Ну, можно и паспорта полистать, для общего развития. О зелёный какой-то, это что у нас? Марокко вроде. Арабская вязь дублируется английским шрифтом. Абдулхалик ибн Мухаммад аль чего-то там. Я такие буквосочетания и не выговорю. А этот темно-синий с мордой какой-то хищной кошки. Конго, однако. Ты смотри, даже секс указан. Стоим, ржём. Пол естественно, но всё равно смешно. А это чего, блэк, блэк, блэк. Ага, цвет кожи, цвет глаз, цвет волос. Надо было ещё цвет зубов прописать. Прикольно бы получилось. Блэк, блэк, блэк энд уайт. Этот чёрт, когда заходил, скалился во все тридцать два белейших зуба.
Ближе к одиннадцати начинают приходить девчонки, выкупать паспорта. Дело то налаженное. За копейку малую можно оставить заморского гостя на всю ночь. Ну и нам неплохо. Выходим с Лёхой на крыльцо. Нет, нет и нет, ничего у нас не чешется. Время подходит, надо ворота закрывать на ночь. Хорошие ночи в начале сентября, тёплые. Потянувшись, спускаюсь с крыльца. Вот те раз! На обочине дороги у ворот, скрипнув тормозами, останавливается чёрная Волга. Распахнув дверь, из машины вываливается полковник Зайцев, заместитель начальника госпиталя по МТО, и строевым шагом марширует к КПП. Чётко так шагает, тянет мысок. Только почему-то без обуви, в одних серых носках шлёпает по сентябрьским лужам. На полковнике голубая рубашка-гавайка, вся в каких-то ананасах, фламинго и прочей тропической нечисти, белые полотняные штаны. И судя по роже, пьян товарищ полковник в лоскуты. Пьян-не пьян, а начальство. Стоим вытянувшись, по стойке «смирно».

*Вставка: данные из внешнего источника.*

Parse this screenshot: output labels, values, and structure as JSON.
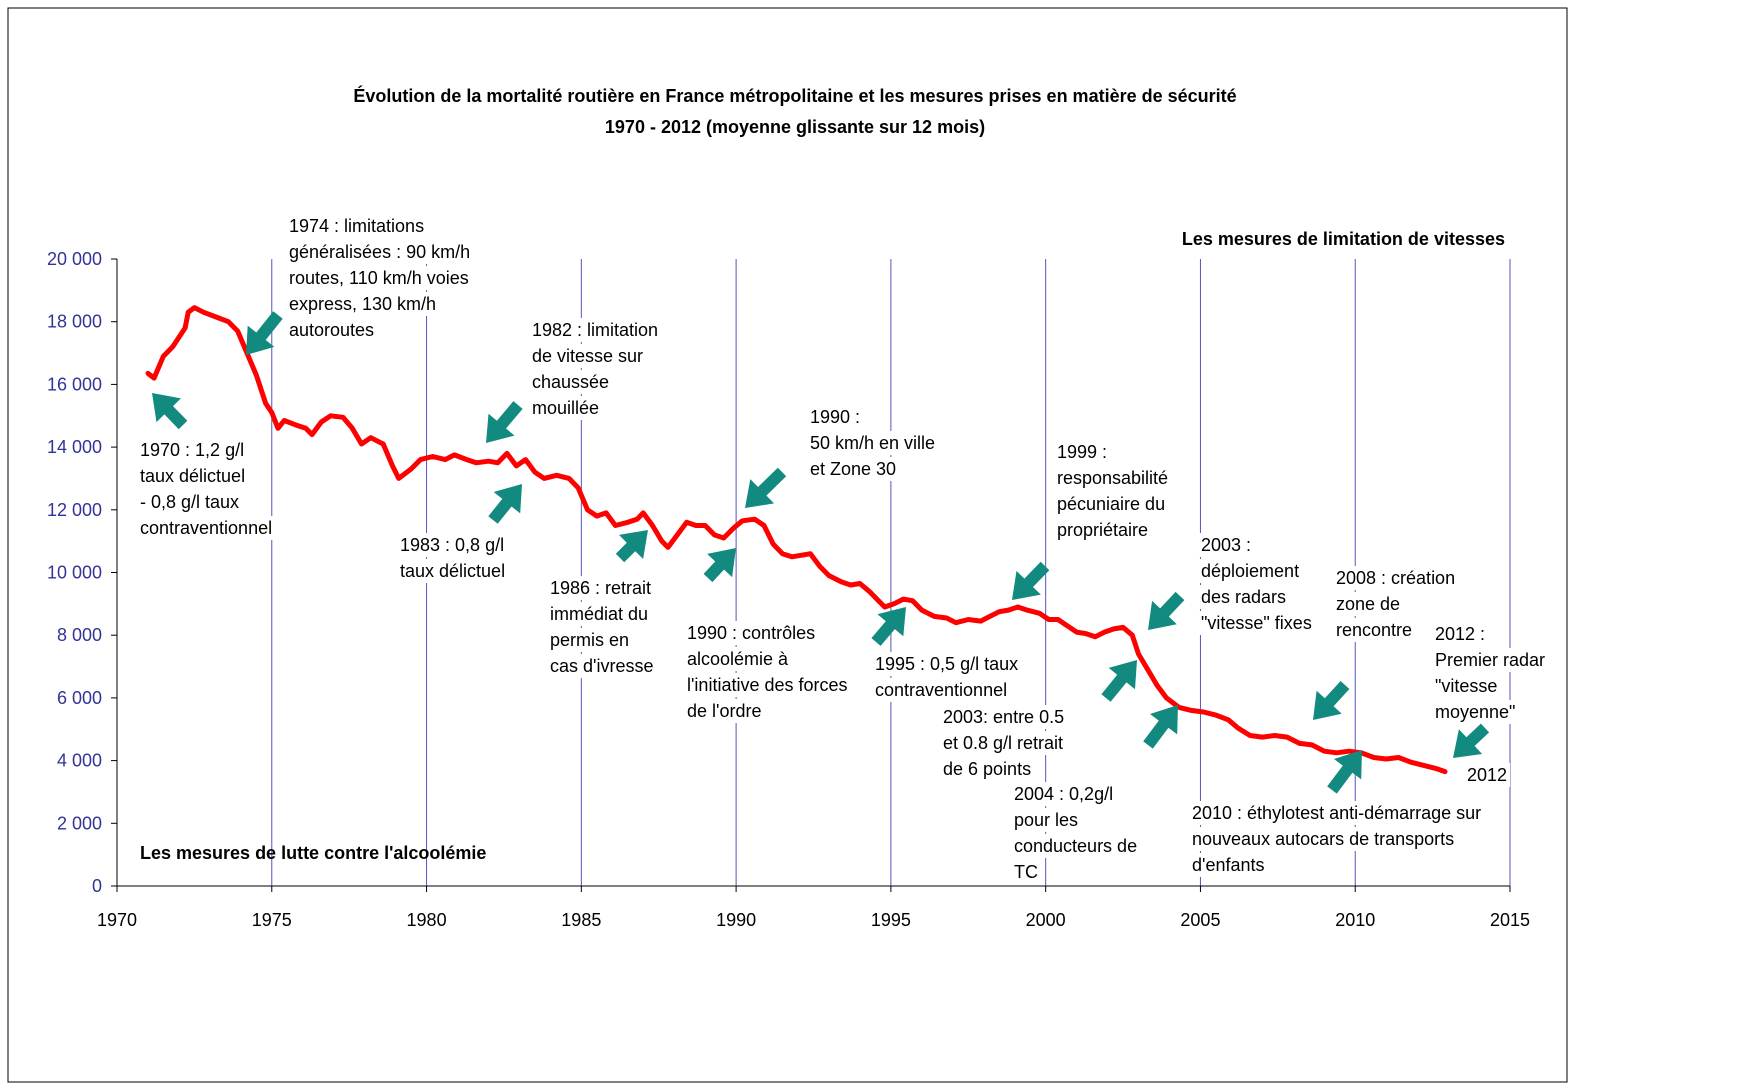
{
  "chart_data": {
    "type": "line",
    "title": "Évolution de la mortalité routière en France métropolitaine et les mesures prises en matière de sécurité",
    "subtitle": "1970 - 2012 (moyenne glissante sur 12 mois)",
    "x": [
      1971.0,
      1971.2,
      1971.5,
      1971.8,
      1972.0,
      1972.2,
      1972.3,
      1972.5,
      1972.8,
      1973.2,
      1973.6,
      1973.9,
      1974.2,
      1974.5,
      1974.8,
      1975.0,
      1975.2,
      1975.4,
      1975.8,
      1976.1,
      1976.3,
      1976.6,
      1976.9,
      1977.3,
      1977.6,
      1977.9,
      1978.2,
      1978.6,
      1978.9,
      1979.1,
      1979.5,
      1979.8,
      1980.2,
      1980.6,
      1980.9,
      1981.3,
      1981.6,
      1982.0,
      1982.3,
      1982.6,
      1982.9,
      1983.2,
      1983.5,
      1983.8,
      1984.2,
      1984.6,
      1984.9,
      1985.2,
      1985.5,
      1985.8,
      1986.1,
      1986.5,
      1986.8,
      1987.0,
      1987.3,
      1987.6,
      1987.8,
      1988.1,
      1988.4,
      1988.7,
      1989.0,
      1989.3,
      1989.6,
      1989.9,
      1990.2,
      1990.6,
      1990.9,
      1991.2,
      1991.5,
      1991.8,
      1992.1,
      1992.4,
      1992.7,
      1993.0,
      1993.4,
      1993.7,
      1994.0,
      1994.3,
      1994.6,
      1994.8,
      1995.1,
      1995.4,
      1995.7,
      1996.0,
      1996.4,
      1996.8,
      1997.1,
      1997.5,
      1997.9,
      1998.2,
      1998.5,
      1998.8,
      1999.1,
      1999.4,
      1999.8,
      2000.1,
      2000.4,
      2000.7,
      2001.0,
      2001.3,
      2001.6,
      2001.9,
      2002.2,
      2002.5,
      2002.8,
      2003.0,
      2003.3,
      2003.6,
      2003.9,
      2004.3,
      2004.7,
      2005.1,
      2005.5,
      2005.9,
      2006.2,
      2006.6,
      2007.0,
      2007.4,
      2007.8,
      2008.2,
      2008.6,
      2009.0,
      2009.4,
      2009.8,
      2010.2,
      2010.6,
      2011.0,
      2011.4,
      2011.8,
      2012.2,
      2012.6,
      2012.9
    ],
    "values": [
      16350,
      16200,
      16900,
      17200,
      17500,
      17800,
      18300,
      18450,
      18300,
      18150,
      18000,
      17700,
      17000,
      16300,
      15400,
      15100,
      14600,
      14850,
      14700,
      14600,
      14400,
      14800,
      15000,
      14950,
      14600,
      14100,
      14300,
      14100,
      13400,
      13000,
      13300,
      13600,
      13700,
      13600,
      13750,
      13600,
      13500,
      13550,
      13500,
      13800,
      13400,
      13600,
      13200,
      13000,
      13100,
      13000,
      12700,
      12000,
      11800,
      11900,
      11500,
      11600,
      11700,
      11900,
      11500,
      11000,
      10800,
      11200,
      11600,
      11500,
      11500,
      11200,
      11100,
      11400,
      11650,
      11700,
      11500,
      10900,
      10600,
      10500,
      10550,
      10600,
      10200,
      9900,
      9700,
      9600,
      9650,
      9400,
      9100,
      8900,
      9000,
      9150,
      9100,
      8800,
      8600,
      8550,
      8400,
      8500,
      8450,
      8600,
      8750,
      8800,
      8900,
      8800,
      8700,
      8500,
      8500,
      8300,
      8100,
      8050,
      7950,
      8100,
      8200,
      8250,
      8000,
      7400,
      6900,
      6400,
      6000,
      5700,
      5600,
      5550,
      5450,
      5300,
      5050,
      4800,
      4750,
      4800,
      4750,
      4550,
      4500,
      4300,
      4250,
      4300,
      4250,
      4100,
      4050,
      4100,
      3950,
      3850,
      3750,
      3650
    ],
    "color": "#ff0000",
    "xlim": [
      1970,
      2015
    ],
    "xticks": [
      1970,
      1975,
      1980,
      1985,
      1990,
      1995,
      2000,
      2005,
      2010,
      2015
    ],
    "ylim": [
      0,
      20000
    ],
    "yticks": [
      0,
      {
        "value": 2000,
        "label": "2 000"
      },
      {
        "value": 4000,
        "label": "4 000"
      },
      {
        "value": 6000,
        "label": "6 000"
      },
      {
        "value": 8000,
        "label": "8 000"
      },
      {
        "value": 10000,
        "label": "10 000"
      },
      {
        "value": 12000,
        "label": "12 000"
      },
      {
        "value": 14000,
        "label": "14 000"
      },
      {
        "value": 16000,
        "label": "16 000"
      },
      {
        "value": 18000,
        "label": "18 000"
      },
      {
        "value": 20000,
        "label": "20 000"
      }
    ],
    "grid_x": true,
    "section_labels": [
      "Les mesures de limitation de vitesses",
      "Les mesures de lutte contre l'alcoolémie"
    ],
    "annotations": [
      [
        "1974 : limitations",
        "généralisées : 90 km/h",
        "routes, 110 km/h voies",
        "express,  130 km/h",
        "autoroutes"
      ],
      [
        "1970 : 1,2 g/l",
        "taux délictuel",
        "- 0,8 g/l  taux",
        "contraventionnel"
      ],
      [
        "1982 : limitation",
        "de vitesse sur",
        "chaussée",
        "mouillée"
      ],
      [
        "1983 : 0,8 g/l",
        "taux délictuel"
      ],
      [
        "1986 : retrait",
        "immédiat du",
        "permis  en",
        "cas d'ivresse"
      ],
      [
        "1990 :",
        "50 km/h en ville",
        "et Zone 30"
      ],
      [
        "1990 : contrôles",
        "alcoolémie à",
        "l'initiative des forces",
        "de l'ordre"
      ],
      [
        "1995 : 0,5 g/l  taux",
        "contraventionnel"
      ],
      [
        "1999 :",
        "responsabilité",
        "pécuniaire du",
        "propriétaire"
      ],
      [
        "2003: entre 0.5",
        "et 0.8 g/l  retrait",
        "de 6 points"
      ],
      [
        "2004 : 0,2g/l",
        "pour les",
        "conducteurs de",
        "TC"
      ],
      [
        "2003 :",
        "déploiement",
        "des  radars",
        "\"vitesse\" fixes"
      ],
      [
        "2008 : création",
        "zone de",
        "rencontre"
      ],
      [
        "2012 :",
        "Premier radar",
        "\"vitesse",
        "moyenne\""
      ],
      [
        "2010 : éthylotest anti-démarrage sur",
        "nouveaux autocars de transports",
        "d'enfants"
      ],
      [
        "2012"
      ]
    ]
  }
}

Зайцев подходит, мутным взглядом рассматривает нас. Тыкает в меня пальцем:
– Со мной, солдат.
– Слушаюсь, – иду за начальством через КПП во двор общаги. И куда это он собрался, блин? Ага, к первому подъезду идём. О, а он ещё мне и что-то вещует.

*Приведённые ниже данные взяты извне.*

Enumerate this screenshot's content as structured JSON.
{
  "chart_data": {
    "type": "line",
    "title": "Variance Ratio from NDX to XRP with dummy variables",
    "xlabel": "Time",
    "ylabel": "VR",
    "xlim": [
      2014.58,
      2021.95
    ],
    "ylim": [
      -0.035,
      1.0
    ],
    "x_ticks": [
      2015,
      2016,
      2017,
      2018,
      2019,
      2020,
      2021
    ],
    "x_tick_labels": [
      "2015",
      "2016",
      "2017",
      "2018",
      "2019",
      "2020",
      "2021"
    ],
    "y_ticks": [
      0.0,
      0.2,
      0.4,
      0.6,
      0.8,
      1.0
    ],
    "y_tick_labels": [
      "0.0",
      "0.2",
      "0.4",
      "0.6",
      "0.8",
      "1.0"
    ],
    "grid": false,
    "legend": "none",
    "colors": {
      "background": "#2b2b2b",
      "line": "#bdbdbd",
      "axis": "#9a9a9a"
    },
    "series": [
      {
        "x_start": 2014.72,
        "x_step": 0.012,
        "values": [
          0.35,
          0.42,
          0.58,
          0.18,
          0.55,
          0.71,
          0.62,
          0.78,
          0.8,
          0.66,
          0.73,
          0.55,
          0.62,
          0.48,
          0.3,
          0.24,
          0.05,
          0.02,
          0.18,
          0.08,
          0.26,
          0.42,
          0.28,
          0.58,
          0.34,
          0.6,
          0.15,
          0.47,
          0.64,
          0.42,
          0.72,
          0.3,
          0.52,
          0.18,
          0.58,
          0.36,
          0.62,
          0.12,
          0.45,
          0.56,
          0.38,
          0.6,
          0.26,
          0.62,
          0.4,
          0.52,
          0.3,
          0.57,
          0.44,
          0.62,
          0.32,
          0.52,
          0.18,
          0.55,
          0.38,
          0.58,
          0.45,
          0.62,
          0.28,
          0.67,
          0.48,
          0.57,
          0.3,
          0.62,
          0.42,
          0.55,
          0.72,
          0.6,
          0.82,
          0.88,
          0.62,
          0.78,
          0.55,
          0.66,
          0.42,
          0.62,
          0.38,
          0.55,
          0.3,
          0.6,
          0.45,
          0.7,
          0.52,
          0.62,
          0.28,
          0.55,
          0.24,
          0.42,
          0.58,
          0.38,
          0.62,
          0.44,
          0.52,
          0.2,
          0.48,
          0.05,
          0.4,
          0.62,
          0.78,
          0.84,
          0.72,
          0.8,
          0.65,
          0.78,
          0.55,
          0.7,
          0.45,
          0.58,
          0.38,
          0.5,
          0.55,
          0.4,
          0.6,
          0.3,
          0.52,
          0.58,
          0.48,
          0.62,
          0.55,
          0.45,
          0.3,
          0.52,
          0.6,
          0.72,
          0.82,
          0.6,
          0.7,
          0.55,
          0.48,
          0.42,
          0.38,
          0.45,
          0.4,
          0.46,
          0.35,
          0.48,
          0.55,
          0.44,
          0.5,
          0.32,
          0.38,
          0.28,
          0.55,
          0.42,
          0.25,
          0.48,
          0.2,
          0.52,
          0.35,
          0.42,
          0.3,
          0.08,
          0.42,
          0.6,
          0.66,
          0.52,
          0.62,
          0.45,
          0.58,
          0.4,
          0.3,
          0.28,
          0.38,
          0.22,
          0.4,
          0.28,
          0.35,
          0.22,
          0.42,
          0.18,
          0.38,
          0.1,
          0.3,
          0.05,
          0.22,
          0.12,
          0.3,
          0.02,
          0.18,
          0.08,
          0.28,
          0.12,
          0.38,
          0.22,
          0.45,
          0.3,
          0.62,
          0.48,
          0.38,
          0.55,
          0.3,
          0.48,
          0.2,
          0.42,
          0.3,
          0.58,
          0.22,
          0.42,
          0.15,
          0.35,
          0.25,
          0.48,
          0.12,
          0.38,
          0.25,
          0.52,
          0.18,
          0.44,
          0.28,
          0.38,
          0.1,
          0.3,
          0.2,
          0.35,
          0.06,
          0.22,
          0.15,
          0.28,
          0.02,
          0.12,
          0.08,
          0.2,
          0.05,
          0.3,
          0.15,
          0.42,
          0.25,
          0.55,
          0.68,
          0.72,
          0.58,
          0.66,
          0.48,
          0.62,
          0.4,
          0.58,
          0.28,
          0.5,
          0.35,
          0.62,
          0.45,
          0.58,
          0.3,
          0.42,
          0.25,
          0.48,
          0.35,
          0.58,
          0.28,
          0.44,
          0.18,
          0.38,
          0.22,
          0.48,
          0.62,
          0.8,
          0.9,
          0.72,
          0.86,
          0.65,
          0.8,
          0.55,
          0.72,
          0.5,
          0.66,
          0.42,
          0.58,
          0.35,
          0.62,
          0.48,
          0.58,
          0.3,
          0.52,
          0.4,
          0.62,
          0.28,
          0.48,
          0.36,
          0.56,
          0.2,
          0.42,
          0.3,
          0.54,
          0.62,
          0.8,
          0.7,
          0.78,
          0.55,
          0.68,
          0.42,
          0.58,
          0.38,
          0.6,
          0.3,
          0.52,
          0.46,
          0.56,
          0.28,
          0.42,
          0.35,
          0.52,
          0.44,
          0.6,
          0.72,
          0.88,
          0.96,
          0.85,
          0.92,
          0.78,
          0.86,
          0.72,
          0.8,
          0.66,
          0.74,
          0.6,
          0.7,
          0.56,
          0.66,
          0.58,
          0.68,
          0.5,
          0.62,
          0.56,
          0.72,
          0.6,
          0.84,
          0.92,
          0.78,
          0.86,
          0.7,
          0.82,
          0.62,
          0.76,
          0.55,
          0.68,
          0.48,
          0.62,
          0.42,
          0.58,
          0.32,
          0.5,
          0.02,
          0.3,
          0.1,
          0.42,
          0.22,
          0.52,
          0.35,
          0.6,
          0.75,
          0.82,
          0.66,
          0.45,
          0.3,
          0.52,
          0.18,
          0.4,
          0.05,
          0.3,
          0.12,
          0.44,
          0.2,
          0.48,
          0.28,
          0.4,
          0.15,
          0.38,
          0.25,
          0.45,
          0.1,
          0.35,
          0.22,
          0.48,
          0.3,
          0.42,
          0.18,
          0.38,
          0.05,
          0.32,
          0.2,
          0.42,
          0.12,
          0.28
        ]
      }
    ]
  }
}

–…никакого уважения. Я всё для госпиталя, всё. А они? Ни спасибо, ни пожалуйста…Вот смотри, парень, эти фонари я увёл у замминистра обороны. У самого…и что? А ничего. Фонари в госпитале есть, а уважения нет, – заплетающимся языком бубнит полкан. Заходим в подъезд, подходим к одной из дверей на первом этаже. Зайцев кивает на обитую темным деревом дверь:
–Ломай.
–Товарищ полковник?
–Ломай, говорю! – орёт. Вот же, блядь, попал. Чуть сгибаю левую ногу, правую отставляю назад и имитирую прямой удар ногой, стараясь, чтобы подошва сапога прошлась по полотну двери вскользь. Грохоту много, а результату нет.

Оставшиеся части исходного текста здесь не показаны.